I'm so proud of you. Well done, keep strong, you will get through this and find happiness again, we all believe in you FlowersStar

lifesucks75 · 02/12/2016 02:46

Well, just another problem to worry about. Obviously ss are now involved. When she rang me she seemed very nice and told me i'd done exactly the right thing. I'm presuming they will come and check the house at some point and hopefully take into account the fact we've not been here very long and haven't much money. My problem is this: my dog is six now but he's always done the same thing, if he can get upstairs he will poo, I have no idea why.
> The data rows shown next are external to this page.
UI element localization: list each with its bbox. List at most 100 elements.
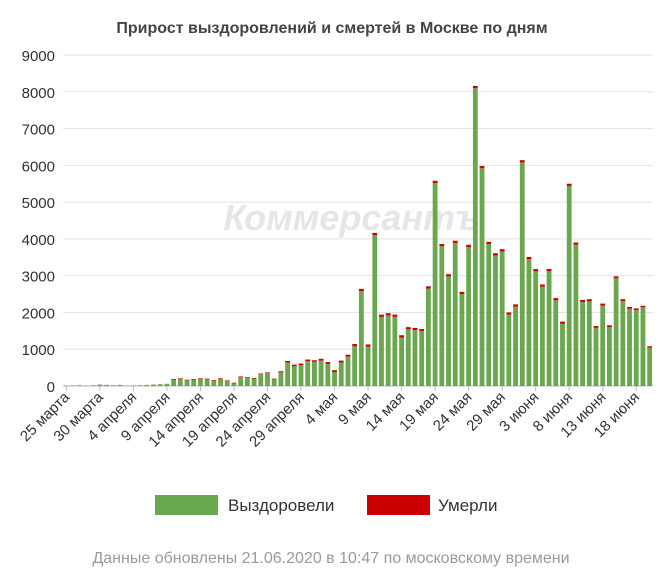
bar-died-58 — [452, 240, 458, 243]
bar-recovered-18 — [184, 380, 190, 386]
bar-died-62 — [479, 166, 485, 169]
bar-recovered-86 — [640, 307, 646, 386]
bar-died-67 — [513, 304, 518, 307]
legend-swatch-died — [367, 495, 430, 515]
bar-died-34 — [291, 364, 297, 367]
bar-recovered-54 — [425, 288, 431, 386]
bar-recovered-74 — [560, 323, 565, 386]
bar-died-55 — [432, 180, 438, 183]
bar-recovered-0 — [63, 385, 69, 387]
bar-died-35 — [298, 363, 304, 366]
bar-recovered-64 — [493, 255, 498, 386]
bar-died-41 — [338, 360, 344, 363]
bar-recovered-29 — [258, 374, 264, 386]
bar-recovered-38 — [318, 360, 324, 386]
bar-recovered-41 — [338, 362, 344, 386]
bar-recovered-71 — [539, 286, 545, 386]
bar-died-52 — [412, 327, 418, 331]
bar-recovered-19 — [191, 379, 197, 386]
bar-recovered-59 — [459, 294, 465, 386]
bar-died-22 — [211, 380, 217, 381]
bar-died-51 — [405, 327, 411, 330]
bar-recovered-40 — [332, 372, 337, 386]
bar-died-63 — [486, 241, 492, 245]
bar-recovered-81 — [607, 327, 612, 386]
legend-label-recovered: Выздоровели — [228, 496, 334, 515]
bar-recovered-73 — [553, 300, 559, 386]
y-tick-label: 5000 — [22, 195, 55, 212]
bar-died-73 — [553, 298, 559, 301]
bar-died-84 — [627, 306, 632, 309]
bar-recovered-78 — [586, 301, 592, 386]
bar-recovered-80 — [600, 305, 606, 386]
bar-died-25 — [231, 382, 237, 384]
bar-recovered-17 — [177, 378, 183, 386]
bar-died-36 — [305, 359, 311, 361]
bar-recovered-57 — [446, 276, 451, 386]
bar-recovered-60 — [466, 246, 472, 386]
bar-died-47 — [379, 314, 384, 317]
bar-recovered-39 — [325, 363, 331, 386]
bar-died-56 — [439, 244, 445, 247]
bar-died-24 — [224, 380, 230, 382]
bar-recovered-7 — [110, 385, 116, 386]
bar-died-29 — [258, 373, 264, 375]
bar-recovered-13 — [151, 384, 156, 386]
bar-died-50 — [399, 335, 404, 338]
bar-died-86 — [640, 305, 646, 308]
bar-recovered-62 — [479, 168, 485, 386]
bar-died-31 — [271, 378, 277, 380]
bar-died-18 — [184, 379, 190, 381]
bar-recovered-68 — [519, 162, 525, 386]
bar-died-81 — [607, 325, 612, 328]
bar-recovered-24 — [224, 380, 230, 386]
bar-died-83 — [620, 299, 626, 302]
bar-died-64 — [493, 253, 498, 256]
bar-recovered-25 — [231, 383, 237, 386]
y-tick-label: 8000 — [22, 85, 55, 102]
bar-recovered-21 — [204, 379, 210, 386]
legend-label-died: Умерли — [438, 496, 497, 515]
bar-recovered-56 — [439, 246, 445, 386]
bar-died-40 — [332, 370, 337, 373]
bar-recovered-28 — [251, 378, 257, 386]
bar-died-76 — [573, 242, 579, 245]
bar-died-49 — [392, 314, 398, 317]
chart-title: Прирост выздоровлений и смертей в Москве… — [116, 20, 547, 37]
bar-recovered-50 — [399, 337, 404, 386]
bar-died-72 — [546, 269, 552, 272]
bar-recovered-49 — [392, 316, 398, 386]
bar-recovered-44 — [358, 291, 364, 386]
grid-lines — [63, 54, 653, 387]
bar-recovered-48 — [385, 315, 391, 386]
legend: Выздоровели Умерли — [155, 495, 497, 515]
bar-died-19 — [191, 379, 197, 380]
bar-died-16 — [171, 379, 177, 380]
bar-recovered-26 — [238, 376, 244, 386]
bar-recovered-11 — [137, 385, 143, 386]
bar-recovered-63 — [486, 244, 492, 386]
y-tick-label: 2000 — [22, 305, 55, 322]
bar-died-66 — [506, 312, 512, 315]
bar-recovered-5 — [97, 384, 103, 386]
bar-recovered-31 — [271, 379, 277, 386]
legend-swatch-recovered — [155, 495, 218, 515]
bar-recovered-85 — [633, 310, 639, 386]
bar-recovered-55 — [432, 182, 438, 386]
bar-recovered-10 — [130, 385, 136, 387]
bar-died-43 — [352, 344, 358, 347]
bar-died-39 — [325, 362, 331, 364]
bar-died-44 — [358, 288, 364, 292]
bar-recovered-45 — [365, 346, 371, 386]
bar-recovered-75 — [566, 185, 572, 386]
legend-item-recovered[interactable]: Выздоровели — [155, 495, 334, 515]
bar-recovered-20 — [198, 378, 203, 386]
bar-died-33 — [285, 360, 291, 363]
bar-recovered-42 — [345, 356, 351, 386]
bar-died-65 — [499, 249, 505, 252]
bar-recovered-27 — [244, 377, 250, 386]
legend-item-died[interactable]: Умерли — [367, 495, 497, 515]
bar-died-27 — [244, 377, 250, 378]
bar-recovered-36 — [305, 360, 311, 386]
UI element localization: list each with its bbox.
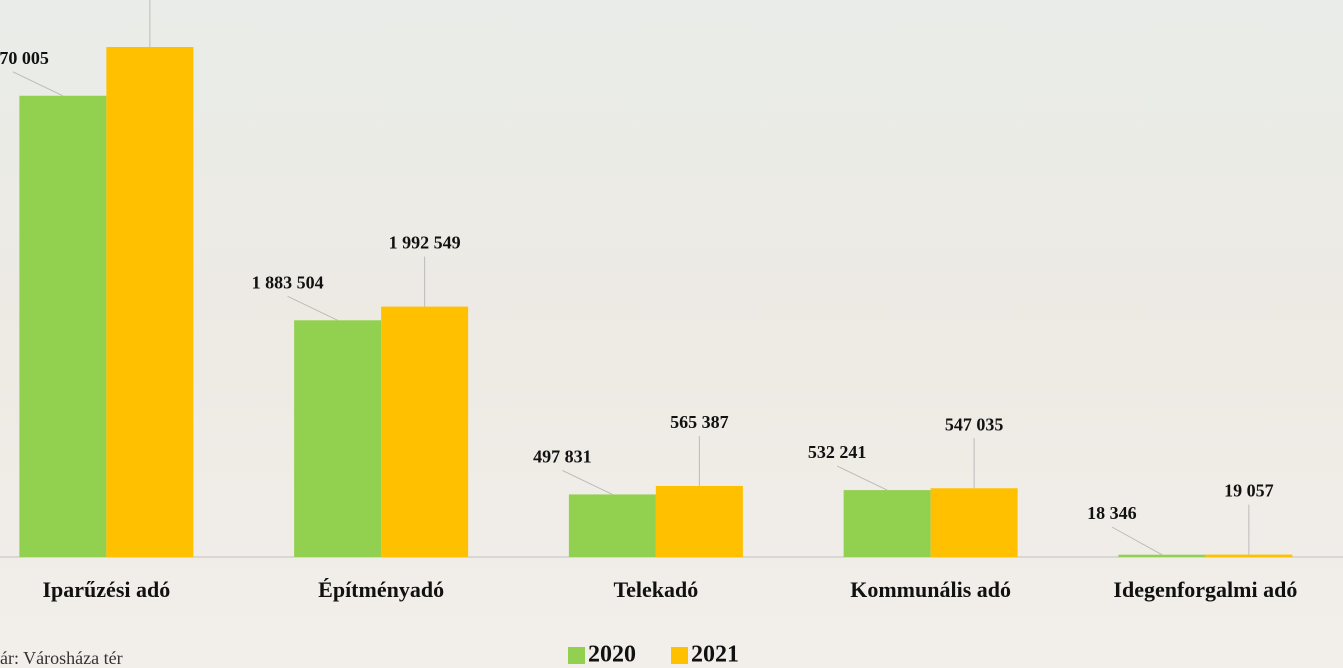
- x-tick-label: Építményadó: [318, 577, 444, 602]
- value-label: 547 035: [945, 414, 1004, 434]
- x-tick-label: Telekadó: [613, 577, 698, 602]
- bar: [106, 47, 193, 557]
- legend-label: 2020: [588, 642, 636, 668]
- value-label: 532 241: [808, 442, 867, 462]
- bar: [931, 488, 1018, 557]
- bar: [844, 490, 931, 557]
- value-label: 19 057: [1224, 481, 1274, 501]
- x-tick-label: Iparűzési adó: [43, 577, 171, 602]
- bar: [569, 494, 656, 557]
- x-tick-label: Idegenforgalmi adó: [1113, 577, 1297, 602]
- bar: [19, 96, 106, 557]
- value-label: 3 670 005: [0, 48, 49, 68]
- leader-line: [288, 296, 338, 320]
- bar: [294, 320, 381, 557]
- x-tick-label: Kommunális adó: [850, 577, 1011, 602]
- leader-line: [13, 72, 63, 96]
- bar: [1118, 555, 1205, 557]
- legend-swatch: [671, 647, 688, 664]
- value-label: 1 883 504: [252, 272, 324, 292]
- value-label: 565 387: [670, 412, 729, 432]
- leader-line: [1112, 527, 1162, 555]
- leader-line: [562, 470, 612, 494]
- value-label: 18 346: [1087, 503, 1137, 523]
- leader-line: [837, 466, 887, 490]
- value-label: 497 831: [533, 447, 592, 467]
- photo-caption: ár: Városháza tér: [0, 648, 123, 668]
- bar: [381, 307, 468, 557]
- legend-label: 2021: [691, 642, 739, 668]
- chart: ár: Városháza tér Iparűzési adó 3 670 005…: [0, 0, 1343, 668]
- bar: [656, 486, 743, 557]
- bar: [1205, 555, 1292, 557]
- value-label: 1 992 549: [389, 233, 461, 253]
- legend-swatch: [568, 647, 585, 664]
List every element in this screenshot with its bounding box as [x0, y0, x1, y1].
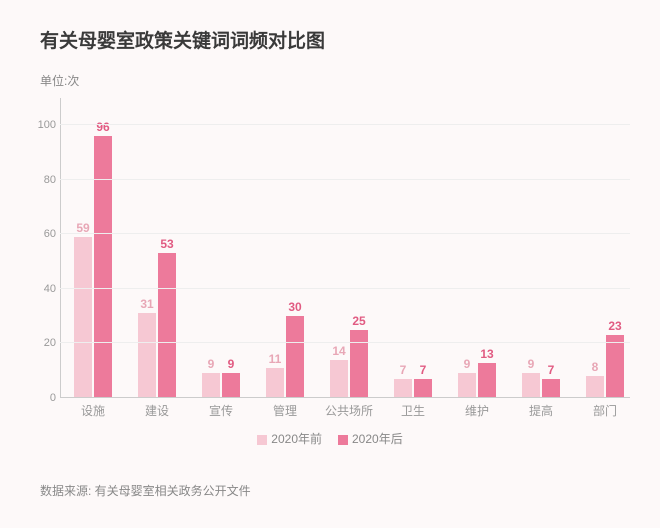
bar-value-label: 7 [420, 363, 427, 379]
bar: 13 [478, 363, 496, 398]
legend: 2020年前 2020年后 [0, 430, 660, 447]
bar-value-label: 9 [228, 357, 235, 373]
bar: 7 [394, 379, 412, 398]
bar-group: 1425 [330, 98, 368, 398]
bar: 11 [266, 368, 284, 398]
chart-title: 有关母婴室政策关键词词频对比图 [40, 26, 325, 53]
data-source: 数据来源: 有关母婴室相关政务公开文件 [40, 482, 251, 499]
bar-value-label: 30 [288, 300, 301, 316]
bar: 25 [350, 330, 368, 398]
x-tick-label: 公共场所 [325, 402, 373, 419]
bar-value-label: 59 [76, 221, 89, 237]
x-tick-label: 提高 [529, 402, 553, 419]
bar-value-label: 9 [208, 357, 215, 373]
bar-value-label: 96 [96, 120, 109, 136]
bar-value-label: 31 [140, 297, 153, 313]
bar-value-label: 7 [548, 363, 555, 379]
x-tick-label: 维护 [465, 402, 489, 419]
legend-item: 2020年前 [257, 430, 322, 447]
gridline [60, 124, 630, 125]
bar-value-label: 7 [400, 363, 407, 379]
x-axis-labels: 设施 建设 宣传 管理 公共场所 卫生 维护 提高 部门 [60, 402, 630, 422]
bar-value-label: 53 [160, 237, 173, 253]
bar-value-label: 14 [332, 344, 345, 360]
y-tick-label: 0 [50, 392, 56, 404]
x-tick-label: 管理 [273, 402, 297, 419]
legend-swatch [257, 435, 267, 445]
bar-group: 823 [586, 98, 624, 398]
legend-label: 2020年前 [271, 432, 322, 446]
bar-group: 1130 [266, 98, 304, 398]
x-tick-label: 部门 [593, 402, 617, 419]
bar: 8 [586, 376, 604, 398]
y-tick-label: 60 [44, 228, 56, 240]
x-tick-label: 建设 [145, 402, 169, 419]
bar-value-label: 9 [528, 357, 535, 373]
bar: 9 [202, 373, 220, 398]
x-axis-line [60, 397, 630, 398]
bar-value-label: 25 [352, 314, 365, 330]
bar-group: 97 [522, 98, 560, 398]
bar: 96 [94, 136, 112, 398]
chart-plot: 020406080100 599631539911301425779139782… [60, 98, 630, 398]
bar: 53 [158, 253, 176, 398]
bar: 9 [222, 373, 240, 398]
gridline [60, 179, 630, 180]
bar: 30 [286, 316, 304, 398]
bar: 7 [542, 379, 560, 398]
legend-label: 2020年后 [352, 432, 403, 446]
unit-label: 单位:次 [40, 72, 79, 89]
gridline [60, 342, 630, 343]
bar-group: 99 [202, 98, 240, 398]
gridline [60, 288, 630, 289]
bar-group: 77 [394, 98, 432, 398]
y-tick-label: 100 [38, 119, 56, 131]
legend-swatch [338, 435, 348, 445]
bar: 59 [74, 237, 92, 398]
bar: 31 [138, 313, 156, 398]
bar-value-label: 8 [592, 360, 599, 376]
gridline [60, 233, 630, 234]
bar-value-label: 9 [464, 357, 471, 373]
bar-value-label: 11 [269, 352, 282, 368]
y-tick-label: 40 [44, 283, 56, 295]
y-tick-label: 20 [44, 337, 56, 349]
x-tick-label: 设施 [81, 402, 105, 419]
bar: 9 [458, 373, 476, 398]
y-axis: 020406080100 [40, 98, 60, 398]
bar-group: 3153 [138, 98, 176, 398]
bar: 7 [414, 379, 432, 398]
legend-item: 2020年后 [338, 430, 403, 447]
bar-value-label: 13 [480, 347, 493, 363]
x-tick-label: 卫生 [401, 402, 425, 419]
bar-group: 913 [458, 98, 496, 398]
bars-area: 5996315399113014257791397823 [60, 98, 630, 398]
bar: 14 [330, 360, 348, 398]
bar-value-label: 23 [608, 319, 621, 335]
x-tick-label: 宣传 [209, 402, 233, 419]
bar: 9 [522, 373, 540, 398]
bar-group: 5996 [74, 98, 112, 398]
y-tick-label: 80 [44, 174, 56, 186]
bar: 23 [606, 335, 624, 398]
At my other house I had a stairgate but the layout of this one is completely different...there is just nowhere to attach one (sounds silly but there isn't, the hallway and stairs is completely open) We tried to attach one to the kitchen door when we moved in but the door openings aren't standard, they are very narrow. I cant keep him shut in any particular room all day, that's not fair to him. I also can't keep patrolling the house up and downstairs all day checking for poo. We also have a new cat who is doing the same thing! (No wonder they were so keen to give him to us). EVERY time I go upstairs i'm finding poo from one of them, it's disgusting and I hate it but I have no control over it. I'm so worried that when ss come round there will be poo somewhere and that's not going to go in my favour is it? I JUST want to cry and cry and cry..none of this is my fault. All I wanted was a happy healthy family and to be loved. Any ideas on why the animals do this and how I can stop it will be gratefully received. I just cant take any more stress.